There is another subfolder in /Accounts called “LocalAccount”, but strangely it doesn’t seem to store much, local or otherwise. iCloud items and media are never stored here, but to date we haven’t seen any local personal notes stored here, no matter how long they’ve been around.
invisible files
Also, the ~/Library/Group Containers/group.com.apple.notes/ folder holds an invisible preferences file .com.apple.containermanagerd.metadata.plist. To view this file, you need to show hidden files in the Finder, which we discussed earlier.
This file contains some metadata used by the Notes application. mostly just UUID settings and some POSIX user and group ID data.
Local database
In ~/Library/Group Containers/group.com.apple.notes/, you’ll also see some lock files that are used while Notes is running, and which are deleted or unused when it exits. There are several other files and folders such as state, database backup files, and temporary files. You can ignore most of them.
But the really important file is called “NoteStore.sqlite”. This is a local SQLite database file that stores all the notes and information associated with them. SQLite is an open source standard, and the NoteStore.sqlite file can be viewed by any database application that can read .sqlite files.
Easy-to-use free SQLite viewer applications include Liya, DBeaver, and DB Browser for SQLite. If any of your notes are password protected, you will need those passwords to view the databases.

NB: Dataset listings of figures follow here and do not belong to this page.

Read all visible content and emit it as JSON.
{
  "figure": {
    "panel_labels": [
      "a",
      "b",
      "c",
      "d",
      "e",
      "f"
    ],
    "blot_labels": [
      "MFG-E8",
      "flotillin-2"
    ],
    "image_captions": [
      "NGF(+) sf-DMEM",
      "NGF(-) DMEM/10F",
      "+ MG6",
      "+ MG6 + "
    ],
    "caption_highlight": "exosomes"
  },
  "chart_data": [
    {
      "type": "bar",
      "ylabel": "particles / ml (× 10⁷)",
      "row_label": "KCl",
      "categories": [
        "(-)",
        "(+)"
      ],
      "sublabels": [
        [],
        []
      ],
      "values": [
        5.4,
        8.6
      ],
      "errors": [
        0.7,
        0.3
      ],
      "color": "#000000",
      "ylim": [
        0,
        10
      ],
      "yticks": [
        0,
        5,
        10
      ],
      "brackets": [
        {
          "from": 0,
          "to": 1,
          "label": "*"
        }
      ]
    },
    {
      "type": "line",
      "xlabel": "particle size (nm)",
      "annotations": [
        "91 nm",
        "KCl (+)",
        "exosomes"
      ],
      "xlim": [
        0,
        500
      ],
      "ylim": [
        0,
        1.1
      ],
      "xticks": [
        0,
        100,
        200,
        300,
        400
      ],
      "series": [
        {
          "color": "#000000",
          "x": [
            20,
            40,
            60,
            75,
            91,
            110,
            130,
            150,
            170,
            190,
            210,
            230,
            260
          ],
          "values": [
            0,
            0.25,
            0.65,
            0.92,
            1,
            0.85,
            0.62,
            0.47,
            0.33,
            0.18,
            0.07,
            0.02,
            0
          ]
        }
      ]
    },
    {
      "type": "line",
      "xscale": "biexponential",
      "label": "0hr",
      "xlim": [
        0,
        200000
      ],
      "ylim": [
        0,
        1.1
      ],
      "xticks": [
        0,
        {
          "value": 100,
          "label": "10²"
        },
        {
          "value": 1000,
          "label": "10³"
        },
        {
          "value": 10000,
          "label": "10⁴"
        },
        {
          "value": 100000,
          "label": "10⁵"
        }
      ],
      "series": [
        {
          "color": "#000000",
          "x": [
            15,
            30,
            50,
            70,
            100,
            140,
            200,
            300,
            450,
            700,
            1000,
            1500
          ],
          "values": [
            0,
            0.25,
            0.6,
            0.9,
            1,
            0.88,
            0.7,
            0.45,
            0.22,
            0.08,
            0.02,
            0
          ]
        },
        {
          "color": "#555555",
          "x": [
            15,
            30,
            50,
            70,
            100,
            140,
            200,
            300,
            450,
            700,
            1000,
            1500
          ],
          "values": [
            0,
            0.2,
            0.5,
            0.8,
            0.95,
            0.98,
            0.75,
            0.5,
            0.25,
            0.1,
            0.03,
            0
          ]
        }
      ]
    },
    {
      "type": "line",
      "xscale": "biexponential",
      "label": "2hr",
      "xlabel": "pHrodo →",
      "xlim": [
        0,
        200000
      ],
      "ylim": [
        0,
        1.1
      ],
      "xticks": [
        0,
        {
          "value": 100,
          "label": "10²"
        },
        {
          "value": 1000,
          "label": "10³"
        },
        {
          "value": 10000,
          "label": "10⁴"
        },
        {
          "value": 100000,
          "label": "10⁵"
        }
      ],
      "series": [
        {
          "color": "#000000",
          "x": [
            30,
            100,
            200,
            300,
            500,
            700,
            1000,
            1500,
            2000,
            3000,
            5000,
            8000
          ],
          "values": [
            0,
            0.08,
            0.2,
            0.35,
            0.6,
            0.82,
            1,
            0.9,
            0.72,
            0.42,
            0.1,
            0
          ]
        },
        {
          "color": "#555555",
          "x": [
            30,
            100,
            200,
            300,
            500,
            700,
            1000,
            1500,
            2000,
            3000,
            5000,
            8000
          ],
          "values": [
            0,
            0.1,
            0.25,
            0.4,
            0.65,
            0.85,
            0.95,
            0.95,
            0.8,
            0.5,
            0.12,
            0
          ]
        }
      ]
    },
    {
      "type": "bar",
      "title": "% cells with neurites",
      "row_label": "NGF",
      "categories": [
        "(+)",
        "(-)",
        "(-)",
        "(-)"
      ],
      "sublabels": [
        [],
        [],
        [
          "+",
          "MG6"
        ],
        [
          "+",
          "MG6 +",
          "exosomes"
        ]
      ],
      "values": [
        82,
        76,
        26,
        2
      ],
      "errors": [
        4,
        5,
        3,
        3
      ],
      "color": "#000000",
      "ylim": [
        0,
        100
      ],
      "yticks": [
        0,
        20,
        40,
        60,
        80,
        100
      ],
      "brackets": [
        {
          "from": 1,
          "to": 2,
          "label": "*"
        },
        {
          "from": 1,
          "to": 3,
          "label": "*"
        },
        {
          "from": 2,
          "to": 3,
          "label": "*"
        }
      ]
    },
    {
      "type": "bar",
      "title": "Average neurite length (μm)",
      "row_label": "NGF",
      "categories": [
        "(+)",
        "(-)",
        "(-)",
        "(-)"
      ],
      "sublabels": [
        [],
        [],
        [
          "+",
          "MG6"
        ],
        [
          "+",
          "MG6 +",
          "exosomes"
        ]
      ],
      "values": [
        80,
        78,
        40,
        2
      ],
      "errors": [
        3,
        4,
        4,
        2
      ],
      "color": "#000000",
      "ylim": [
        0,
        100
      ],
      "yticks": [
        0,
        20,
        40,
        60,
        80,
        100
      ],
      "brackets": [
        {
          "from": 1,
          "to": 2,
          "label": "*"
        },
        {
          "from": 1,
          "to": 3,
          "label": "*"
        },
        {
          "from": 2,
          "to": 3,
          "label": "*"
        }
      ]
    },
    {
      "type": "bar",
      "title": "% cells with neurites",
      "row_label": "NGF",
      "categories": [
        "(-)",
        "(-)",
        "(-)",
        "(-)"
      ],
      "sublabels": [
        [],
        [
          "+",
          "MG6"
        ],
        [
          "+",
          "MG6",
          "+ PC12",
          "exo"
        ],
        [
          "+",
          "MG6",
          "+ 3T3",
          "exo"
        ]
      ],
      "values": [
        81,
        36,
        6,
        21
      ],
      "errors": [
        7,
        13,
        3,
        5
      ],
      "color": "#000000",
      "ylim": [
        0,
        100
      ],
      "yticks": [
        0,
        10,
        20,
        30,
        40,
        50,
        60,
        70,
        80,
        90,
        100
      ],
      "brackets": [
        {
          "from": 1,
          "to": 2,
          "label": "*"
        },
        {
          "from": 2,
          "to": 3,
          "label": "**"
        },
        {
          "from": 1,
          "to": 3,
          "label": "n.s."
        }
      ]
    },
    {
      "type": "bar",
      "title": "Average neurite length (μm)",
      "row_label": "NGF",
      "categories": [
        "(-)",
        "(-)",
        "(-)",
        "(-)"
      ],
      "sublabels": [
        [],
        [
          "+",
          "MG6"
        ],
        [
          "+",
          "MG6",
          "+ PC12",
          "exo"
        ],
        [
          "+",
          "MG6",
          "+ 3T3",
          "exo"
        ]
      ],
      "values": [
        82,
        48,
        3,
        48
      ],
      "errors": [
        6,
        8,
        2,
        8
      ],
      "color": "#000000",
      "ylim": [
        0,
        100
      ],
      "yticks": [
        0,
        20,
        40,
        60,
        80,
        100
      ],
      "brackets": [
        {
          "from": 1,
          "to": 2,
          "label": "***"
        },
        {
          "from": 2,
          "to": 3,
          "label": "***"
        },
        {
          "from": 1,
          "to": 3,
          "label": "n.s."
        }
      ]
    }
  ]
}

Most of the information in the database file is simply a reference to the media on the disk, so it may take some searching to find what you’re looking for.
iCloud Notes:
For Notes stored in iCloud, most note data is stored on Apple’s iCloud servers in a remote database using the CloudKit framework and API. If you have an Apple developer account, you can view some of this data through the CloudKit web interface.
When you add a new note in the Notes app under the iCloud heading, the Notes app automatically syncs them to the iCloud servers using CloudKit (actually a background daemon). cloudy performs the synchronization).
In macOS Ventura, iCloud stores partially mirrored iCloud Notes data locally:
- ~/Library/Containers/com.apple.Notes.datastore
- ~/Library/Containers/Notes/Data
- ~/Library/Containers/Notes/Data/Library/Notes
However, most data in iCloud Notes is sent to iCloud servers.
In ~/Library/Containers/Notes/Data/CloudKit you’ll find one or more folders named UUID, each containing a database and other folders. You will also find a “cloudd_db” folder. These are mostly local caches of CloudKit databases, records, and indexes used to speed up access to Notes data, but they may or may not contain some records.
There are also folders for the Notes Quick Look extension and Spotlight indexing in the ~/Library/Containers/ folder.
Notes iCloud syncing has been a contentious issue for users for years, and Apple has yet to fully address the issue, although Notes syncing across devices seems to have improved somewhat in recent years.
The biggest sync problems occur when a large number of notes are stored in the Notes app, or when one device hasn’t synced for a long time and the sync data for a particular device is very out of date.